Mr. Newman said the business customer who currently uses his cellular phone in other countries when travelling, who roams, will probably find he's paying about the same after the initial cost of the combination cellular and satellite phone, and the additional monthly service charge.
These phones will operate like other mobiles, relaying calls through the available cellular network. However, when the conventional cellular network is unavailable the phones will automatically go to the satellite to get you connected.
The consumer here who shells out $1,500 or more for a new hand-held mobile phone with satellite capabilities won't find much advantage on the Island. Mr.

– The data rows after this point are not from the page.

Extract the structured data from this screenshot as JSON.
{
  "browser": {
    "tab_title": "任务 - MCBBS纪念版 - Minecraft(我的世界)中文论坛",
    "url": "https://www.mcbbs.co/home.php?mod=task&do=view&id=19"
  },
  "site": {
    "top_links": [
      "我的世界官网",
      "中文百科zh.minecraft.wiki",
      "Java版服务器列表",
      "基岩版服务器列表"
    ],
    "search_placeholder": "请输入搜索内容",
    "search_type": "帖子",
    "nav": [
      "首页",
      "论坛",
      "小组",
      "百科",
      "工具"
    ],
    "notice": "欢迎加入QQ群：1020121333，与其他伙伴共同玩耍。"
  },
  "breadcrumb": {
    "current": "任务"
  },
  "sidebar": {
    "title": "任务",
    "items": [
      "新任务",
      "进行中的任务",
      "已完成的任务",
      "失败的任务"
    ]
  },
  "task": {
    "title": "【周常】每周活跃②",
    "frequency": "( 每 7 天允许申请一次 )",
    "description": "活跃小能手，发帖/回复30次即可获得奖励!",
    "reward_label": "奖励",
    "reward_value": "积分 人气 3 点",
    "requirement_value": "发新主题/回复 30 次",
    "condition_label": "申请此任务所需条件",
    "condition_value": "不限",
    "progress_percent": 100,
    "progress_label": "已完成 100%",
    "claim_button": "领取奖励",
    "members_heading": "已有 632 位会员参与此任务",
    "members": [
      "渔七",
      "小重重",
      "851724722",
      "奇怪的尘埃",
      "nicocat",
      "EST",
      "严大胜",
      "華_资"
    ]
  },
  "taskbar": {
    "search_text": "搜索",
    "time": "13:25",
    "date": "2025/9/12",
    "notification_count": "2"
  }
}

Kassam said there are a few "grey'' areas on the Island where cell phone calling is difficult. Those problems are being sorted out, he said.
You have to be a real roamer, one who travels frequently, to get the advantage of these phones. The real problem these days is not in the technology but in the difference in mobile telephone standards between North America and Europe.
Cell phones in Bermuda comply with the North American NADC standard , which means they don't work in Europe, which goes by the GSM standard. Companies are attempting to sort out the compatibility problem so everyone can roam at will with an ordinary cellular. Iridium's satellite phone will have plug in modules for an extra $500 cost to allow switching between systems. Meanwhile, manufacturers are busy adding more features on the ever smaller mobile handsets. As ever, the internet features large in the business plans.
Last week, 3Com announced a pact with French telecommunications company Alcatel to create devices that can act as both cell phones and mobile organisers. Sun Microsystems announced a similar deal with Symbian to create Internet-enabled cell phones.
Ericsson also announced its R380, a cell phone featuring a calendar, built-in modem, and graphic display. Finland's Nokia Oyj has created a "micro browser'', a mobile phone that can display data from the Internet.
Nokia, along with IBM and The Sabre Group, have formed an alliance to bring real-time interactive airline and flight information to cell phone users.
Travellers will be able to make flight arrangements and receive updates via cell phone.
Motorola plans on introducing a small and light dual-band cell phone, a new two-way pager supporting mobile email, and a cell phone which allows users to use one handset across the Americas, Europe, and Asia, "where roaming agreements allow'', according to the company.
Into the fray steps Microsoft, which is developing a "Web-enabled telephone'', including smallish keyboard and display capable of sending and receiving emails and Internet browsing.